Hier oben in Mecklenburg-Vorpommern geht es um ein atemberaubendes Vorhaben, das nach einigen Jahrzehnten des Schattendaseins jetzt einen Durchbruch erleben könnte – die Kernfusionsforschung. Und es geht um den Wettlauf zweier Ansätze: Wendelstein – das ist in Deutschland der Name für den sogenannten Stellarator. Sein großer Konkurrent ist der Tokamak.

Die Namen stehen für unterschiedliche Konzepte, die das atomare Feuer der Sonne auf der Erde zur Energiegewinnung nutzen wollen. Bei der Kernfusion verschmelzen zwei leichte Atomkerne zu einem neuen schwereren Kern. Dabei wird viel Energie freigesetzt. Auf der Sonne ist dies ein Dauerzustand. Das Brodeln vieler Millionen Grad heißer Teilchen, das die Physiker als Plasma bezeichnen, lässt sich auf der Erde allerdings nur mit Magnetfeldern festhalten.
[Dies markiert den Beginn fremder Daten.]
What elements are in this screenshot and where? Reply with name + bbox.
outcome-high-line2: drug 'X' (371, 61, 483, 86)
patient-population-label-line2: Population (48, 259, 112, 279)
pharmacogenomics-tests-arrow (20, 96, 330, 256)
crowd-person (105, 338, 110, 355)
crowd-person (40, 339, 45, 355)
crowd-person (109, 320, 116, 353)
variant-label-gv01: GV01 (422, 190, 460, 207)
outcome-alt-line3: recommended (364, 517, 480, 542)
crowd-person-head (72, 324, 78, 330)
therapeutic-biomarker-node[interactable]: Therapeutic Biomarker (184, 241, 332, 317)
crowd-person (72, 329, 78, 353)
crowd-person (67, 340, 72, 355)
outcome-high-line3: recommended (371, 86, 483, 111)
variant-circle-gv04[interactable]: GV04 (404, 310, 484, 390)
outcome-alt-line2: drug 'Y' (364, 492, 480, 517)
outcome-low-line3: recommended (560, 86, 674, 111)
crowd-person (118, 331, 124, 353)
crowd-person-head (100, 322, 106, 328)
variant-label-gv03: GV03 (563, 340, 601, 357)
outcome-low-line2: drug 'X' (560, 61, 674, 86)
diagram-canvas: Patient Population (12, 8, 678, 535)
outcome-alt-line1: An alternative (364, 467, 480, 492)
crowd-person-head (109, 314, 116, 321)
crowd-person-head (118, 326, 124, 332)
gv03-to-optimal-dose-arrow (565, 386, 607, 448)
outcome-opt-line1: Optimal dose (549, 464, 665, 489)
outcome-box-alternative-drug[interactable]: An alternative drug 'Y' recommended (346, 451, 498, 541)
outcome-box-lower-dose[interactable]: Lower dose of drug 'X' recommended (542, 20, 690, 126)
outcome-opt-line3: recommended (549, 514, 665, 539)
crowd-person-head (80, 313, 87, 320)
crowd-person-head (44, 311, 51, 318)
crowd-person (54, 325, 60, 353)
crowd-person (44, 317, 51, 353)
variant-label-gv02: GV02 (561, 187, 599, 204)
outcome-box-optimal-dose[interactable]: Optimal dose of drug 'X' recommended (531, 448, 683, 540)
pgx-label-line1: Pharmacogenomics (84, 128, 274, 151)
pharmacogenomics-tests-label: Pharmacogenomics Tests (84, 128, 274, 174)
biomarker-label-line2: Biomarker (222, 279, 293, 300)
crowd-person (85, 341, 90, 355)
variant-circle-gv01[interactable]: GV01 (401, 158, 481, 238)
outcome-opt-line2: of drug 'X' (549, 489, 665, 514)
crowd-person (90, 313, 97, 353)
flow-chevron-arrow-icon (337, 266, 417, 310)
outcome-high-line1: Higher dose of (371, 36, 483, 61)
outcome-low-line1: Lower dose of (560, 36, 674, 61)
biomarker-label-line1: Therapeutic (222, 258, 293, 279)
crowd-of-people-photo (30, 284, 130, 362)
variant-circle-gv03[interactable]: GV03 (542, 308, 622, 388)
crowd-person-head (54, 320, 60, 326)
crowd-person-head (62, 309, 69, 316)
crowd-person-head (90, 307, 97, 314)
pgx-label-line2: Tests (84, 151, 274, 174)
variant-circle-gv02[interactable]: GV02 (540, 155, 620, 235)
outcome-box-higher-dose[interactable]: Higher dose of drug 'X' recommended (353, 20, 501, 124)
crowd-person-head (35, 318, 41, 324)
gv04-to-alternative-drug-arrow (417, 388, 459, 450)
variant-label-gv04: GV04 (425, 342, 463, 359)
Das geschieht im Tokamak anders als im Stellarator: Der Stellarator entstand einst parallel zum Tokamak, wurde aber in der Weiterentwicklung bald abgehängt: Der Tokamak schien in den siebziger und achtziger Jahren des 20. Jahrhunderts erfolgversprechender.

Seit Ende 2015 erste Ausbaustufe von Wendelstein 7-X einsatzfähig

Jetzt allerdings setzen die Anhänger des Stellarators zur Aufholjagd an. Zum Beispiel in Greifswald: Seit Ende 2015 ist die erste Ausbaustufe von Wendelstein 7-X einsatzfähig. Sie steht in der großen Experimentierhalle, der sogenannten Torushalle. Niemand kennt sich hier so millimetergenau aus wie Torsten Bräuer, der Leiter des Vermessungsteams. Mit seinen Kollegen hat er die dreieinhalb Meter hohen Hauptspulen, 50 an der Zahl, auf einen bis eineinhalb Millimeter genau aufgestellt – in einem Kreis, in dem später das Plasma strömen wird und dessen Durchmesser „auf der Seele des Plasmas“, wie Bräuer es sagt, elf Meter beträgt.

Mit einem gelben Schutzhelm bewehrt, führt Bräuer seine Besucher durch zwei Montagehallen hindurch zur Torushalle. Das Hallentor aus 1,8 Meter dickem Beton ist derzeit offen, die Maschine ist abgeschaltet. Mit dem verhaltenen Stolz des Technikers tritt Bräuer unter das mächtige Portal und breitet die Arme aus. „Was sie sehen, ist die Maschine“, ruft er gegen den Lärm von Lüftern und Motoren und fragt dann: „Aber sie sehen gar nichts, oder?“

Zumindest sieht man nicht die berühmten Spulen. Sie sind verschwunden hinter viel stählerner Abschirmung und unzähligen Anschlüssen und Kabeln. Die Magnete aus Niob-Titan sind, zusammen mit Teilen der Plasmakammer, eingefasst in eine gewaltige Kältekammer. Daher stammt der Spitzname „größte Thermoskanne“. In der Kältekammer werden die Spulen und ihre Befestigungen, insgesamt rund 425 Tonnen Stahl, auf eine Temperatur von etwa 270 Grad Celsius unter null abgekühlt. Bei dieser Temperatur fließt der Strom ohne Widerstand – supraleitend. Nur so können die Spulen ausreichend starke Felder entwickeln.

Die Kühlkammer selbst besitzt etwa 255 sogenannte Ports – Zugänge, über welche Messfühler, elektrische Anschlüsse, Sensorsignale oder Kühlwasser in die Plasmakammer geführt werden. So liegt er da, Wendelstein 7-X, ein Gigant im Kühlmantel, verdrahtet und verrohrt wie auf der Intensivstation. Diagnose: kerngesund.